Once again, most bites can be avoided by watching where you put your unprotected hands and feet and leaving rattlesnakes alone when you encounter them.

We have been encountering numerous pairs of rattlesnakes in the Effie Yeaw Nature Preserve over the last few weeks. Here are brief video clips of a couple of examples: First, our telemetered Male 62 (blue/white paint in rattle), entwined with an unmarked female. These snakes were not moving during my brief visit but the males often accompany the females for many days but cannot keep courting them continuously (click here for video). You can see why in the video of Male 37 actively courting Female 41… it takes a lot of energy! (click here).
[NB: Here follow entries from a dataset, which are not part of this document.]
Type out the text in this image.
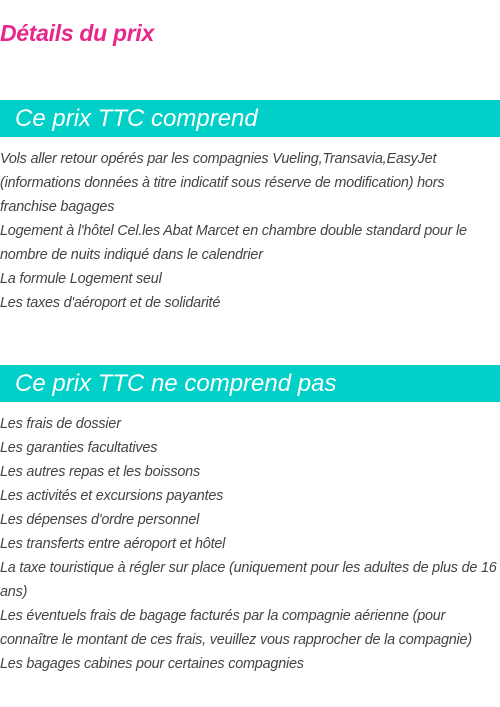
Détails du prix
Ce prix TTC comprend
Vols aller retour opérés par les compagnies Vueling,Transavia,EasyJet (informations données à titre indicatif sous réserve de modification) hors franchise bagages
Logement à l'hôtel Cel.les Abat Marcet en chambre double standard pour le nombre de nuits indiqué dans le calendrier
La formule Logement seul
Les taxes d'aéroport et de solidarité
Ce prix TTC ne comprend pas
Les frais de dossier
Les garanties facultatives
Les autres repas et les boissons
Les activités et excursions payantes
Les dépenses d'ordre personnel
Les transferts entre aéroport et hôtel
La taxe touristique à régler sur place (uniquement pour les adultes de plus de 16 ans)
Les éventuels frais de bagage facturés par la compagnie aérienne (pour connaître le montant de ces frais, veuillez vous rapprocher de la compagnie)
Les bagages cabines pour certaines compagnies
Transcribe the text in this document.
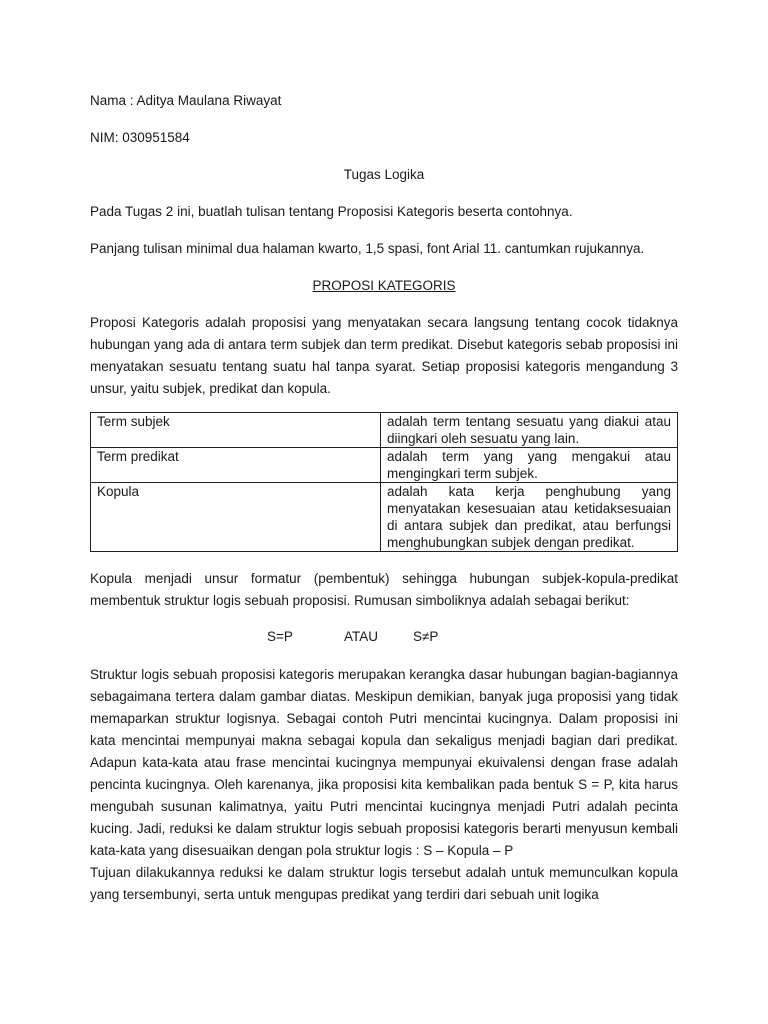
Nama : Aditya Maulana Riwayat

NIM: 030951584

Tugas Logika

Pada Tugas 2 ini, buatlah tulisan tentang Proposisi Kategoris beserta contohnya.

Panjang tulisan minimal dua halaman kwarto, 1,5 spasi, font Arial 11. cantumkan rujukannya.

PROPOSI KATEGORIS

Proposi Kategoris adalah proposisi yang menyatakan secara langsung tentang cocok tidaknya hubungan yang ada di antara term subjek dan term predikat. Disebut kategoris sebab proposisi ini menyatakan sesuatu tentang suatu hal tanpa syarat. Setiap proposisi kategoris mengandung 3 unsur, yaitu subjek, predikat dan kopula.

Term subjek	adalah term tentang sesuatu yang diakui atau diingkari oleh sesuatu yang lain.
Term predikat	adalah term yang yang mengakui atau mengingkari term subjek.
Kopula	adalah kata kerja penghubung yang menyatakan kesesuaian atau ketidaksesuaian di antara subjek dan predikat, atau berfungsi menghubungkan subjek dengan predikat.

Kopula menjadi unsur formatur (pembentuk) sehingga hubungan subjek-kopula-predikat membentuk struktur logis sebuah proposisi. Rumusan simboliknya adalah sebagai berikut:

S=P	ATAU	S≠P

Struktur logis sebuah proposisi kategoris merupakan kerangka dasar hubungan bagian-bagiannya sebagaimana tertera dalam gambar diatas. Meskipun demikian, banyak juga proposisi yang tidak memaparkan struktur logisnya. Sebagai contoh Putri mencintai kucingnya. Dalam proposisi ini kata mencintai mempunyai makna sebagai kopula dan sekaligus menjadi bagian dari predikat. Adapun kata-kata atau frase mencintai kucingnya mempunyai ekuivalensi dengan frase adalah pencinta kucingnya. Oleh karenanya, jika proposisi kita kembalikan pada bentuk S = P, kita harus mengubah susunan kalimatnya, yaitu Putri mencintai kucingnya menjadi Putri adalah pecinta kucing. Jadi, reduksi ke dalam struktur logis sebuah proposisi kategoris berarti menyusun kembali kata-kata yang disesuaikan dengan pola struktur logis : S – Kopula – P

Tujuan dilakukannya reduksi ke dalam struktur logis tersebut adalah untuk memunculkan kopula yang tersembunyi, serta untuk mengupas predikat yang terdiri dari sebuah unit logika
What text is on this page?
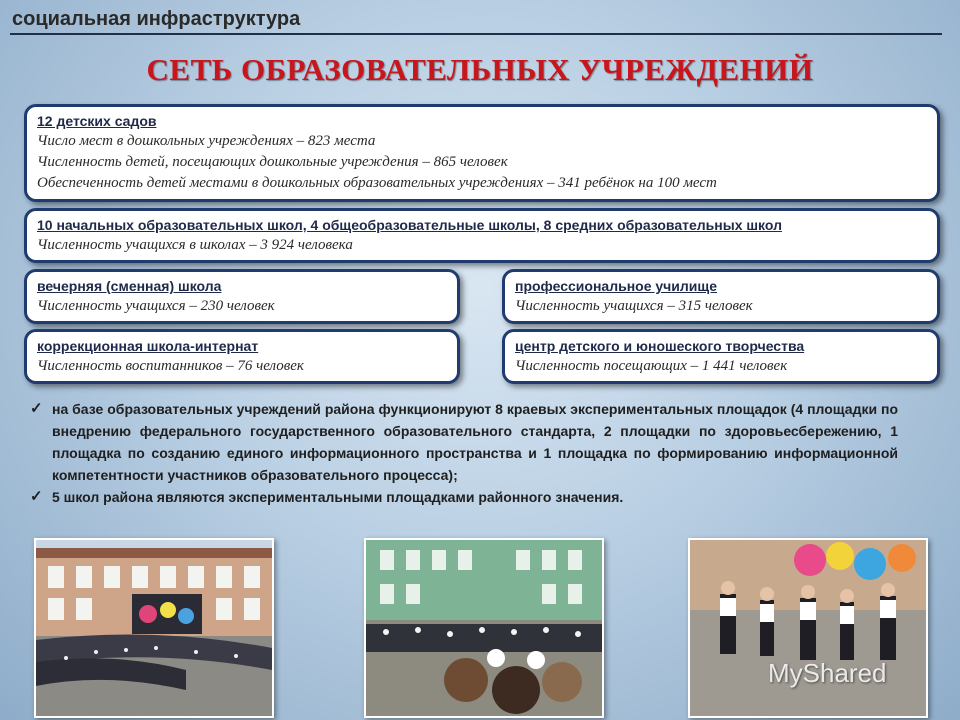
социальная инфраструктура
СЕТЬ ОБРАЗОВАТЕЛЬНЫХ УЧРЕЖДЕНИЙ
12 детских садов
Число мест в дошкольных учреждениях – 823 места
Численность детей, посещающих дошкольные учреждения – 865 человек
Обеспеченность детей местами в дошкольных образовательных учреждениях – 341 ребёнок на 100 мест
10 начальных образовательных школ, 4 общеобразовательные школы, 8 средних образовательных школ
Численность учащихся в школах – 3 924 человека
вечерняя (сменная) школа
Численность учащихся – 230 человек
профессиональное училище
Численность учащихся – 315 человек
коррекционная школа-интернат
Численность воспитанников – 76 человек
центр детского и юношеского творчества
Численность посещающих – 1 441 человек
✓ на базе образовательных учреждений района функционируют 8 краевых экспериментальных площадок (4 площадки по внедрению федерального государственного образовательного стандарта, 2 площадки по здоровьесбережению, 1 площадка по созданию единого информационного пространства и 1 площадка по формированию информационной компетентности участников образовательного процесса);
✓ 5 школ района являются экспериментальными площадками районного значения.
MyShared
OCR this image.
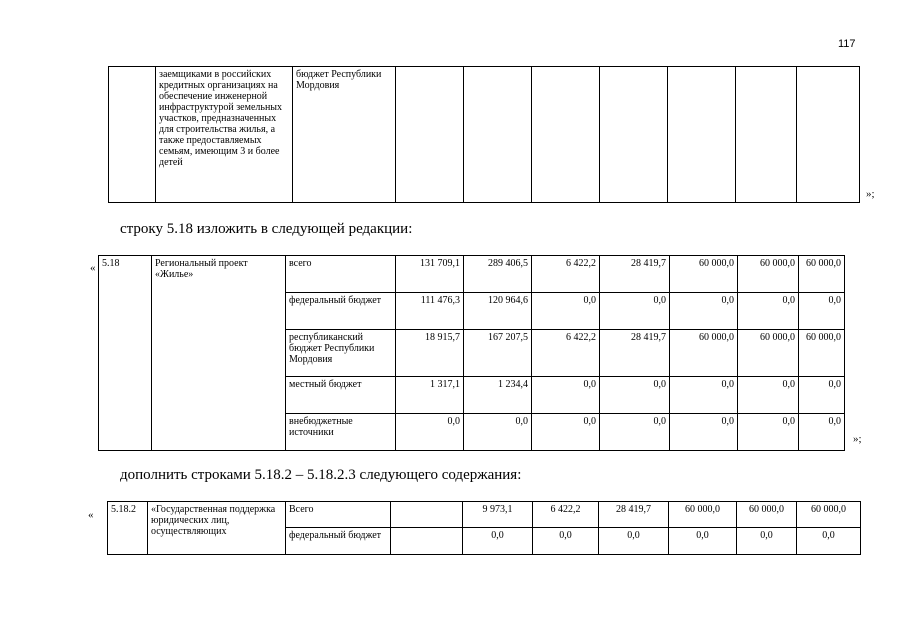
117
	заемщиками в российских кредитных организациях на обеспечение инженерной инфраструктурой земельных участков, предназначенных для строительства жилья, а также предоставляемых семьям, имеющим 3 и более детей	бюджет Республики Мордовия							
»;
строку 5.18 изложить в следующей редакции:
« 5.18	Региональный проект «Жилье»	всего	131 709,1	289 406,5	6 422,2	28 419,7	60 000,0	60 000,0	60 000,0
		федеральный бюджет	111 476,3	120 964,6	0,0	0,0	0,0	0,0	0,0
		республиканский бюджет Республики Мордовия	18 915,7	167 207,5	6 422,2	28 419,7	60 000,0	60 000,0	60 000,0
		местный бюджет	1 317,1	1 234,4	0,0	0,0	0,0	0,0	0,0
		внебюджетные источники	0,0	0,0	0,0	0,0	0,0	0,0	0,0
»;
дополнить строками 5.18.2 – 5.18.2.3 следующего содержания:
« 5.18.2	«Государственная поддержка юридических лиц, осуществляющих	Всего		9 973,1	6 422,2	28 419,7	60 000,0	60 000,0	60 000,0
		федеральный бюджет		0,0	0,0	0,0	0,0	0,0	0,0
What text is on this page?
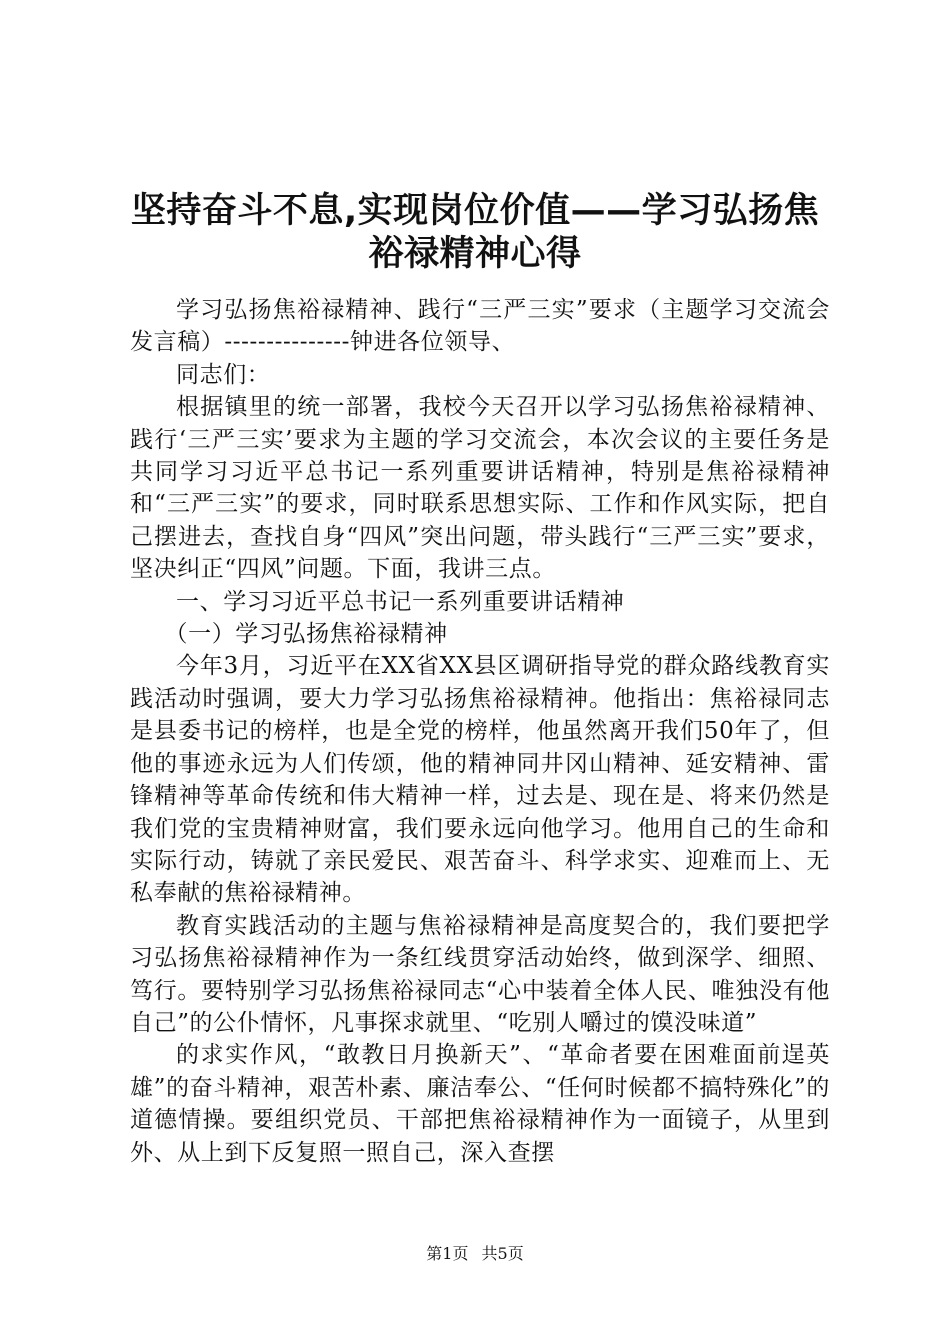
坚持奋斗不息,实现岗位价值——学习弘扬焦
裕禄精神心得

学习弘扬焦裕禄精神、践行“三严三实”要求（主题学习交流会发言稿）---------------钟进各位领导、

同志们：

根据镇里的统一部署，我校今天召开以学习弘扬焦裕禄精神、践行‘三严三实’要求为主题的学习交流会，本次会议的主要任务是共同学习习近平总书记一系列重要讲话精神，特别是焦裕禄精神和“三严三实”的要求，同时联系思想实际、工作和作风实际，把自己摆进去，查找自身“四风”突出问题，带头践行“三严三实”要求，坚决纠正“四风”问题。下面，我讲三点。

一、学习习近平总书记一系列重要讲话精神

（一）学习弘扬焦裕禄精神

今年3月，习近平在XX省XX县区调研指导党的群众路线教育实践活动时强调，要大力学习弘扬焦裕禄精神。他指出：焦裕禄同志是县委书记的榜样，也是全党的榜样，他虽然离开我们50年了，但他的事迹永远为人们传颂，他的精神同井冈山精神、延安精神、雷锋精神等革命传统和伟大精神一样，过去是、现在是、将来仍然是我们党的宝贵精神财富，我们要永远向他学习。他用自己的生命和实际行动，铸就了亲民爱民、艰苦奋斗、科学求实、迎难而上、无私奉献的焦裕禄精神。

教育实践活动的主题与焦裕禄精神是高度契合的，我们要把学习弘扬焦裕禄精神作为一条红线贯穿活动始终，做到深学、细照、笃行。要特别学习弘扬焦裕禄同志“心中装着全体人民、唯独没有他自己”的公仆情怀，凡事探求就里、“吃别人嚼过的馍没味道”

的求实作风，“敢教日月换新天”、“革命者要在困难面前逞英雄”的奋斗精神，艰苦朴素、廉洁奉公、“任何时候都不搞特殊化”的道德情操。要组织党员、干部把焦裕禄精神作为一面镜子，从里到外、从上到下反复照一照自己，深入查摆

第1页 共5页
On 1 April, several hours after I videoed Male 37 courting Female 41, I returned and just missed a fight between two males over Female 41. As I approached, I briefly saw both males, with heads and necks high off the ground, twisted around one another. But one quickly fled, either from me or he had had enough of Male 37…who is a big healthy male rattlesnake! In any event, Male 37 was all excited and remained raised off the ground for a minute or more, guarding his girl (see photo below).

Male 37 still ready to fight shortly after another male retreated. Female 41 is coiled in the shade just below the male. I had videoed Male 37 courting Female 41 just a few hours before this scene.
Male 37 still ready to fight shortly after another male retreated. Female 41 is coiled in the shade just below the male. I had videoed Male 37 courting Female 41 at this spot just a few hours before this scene.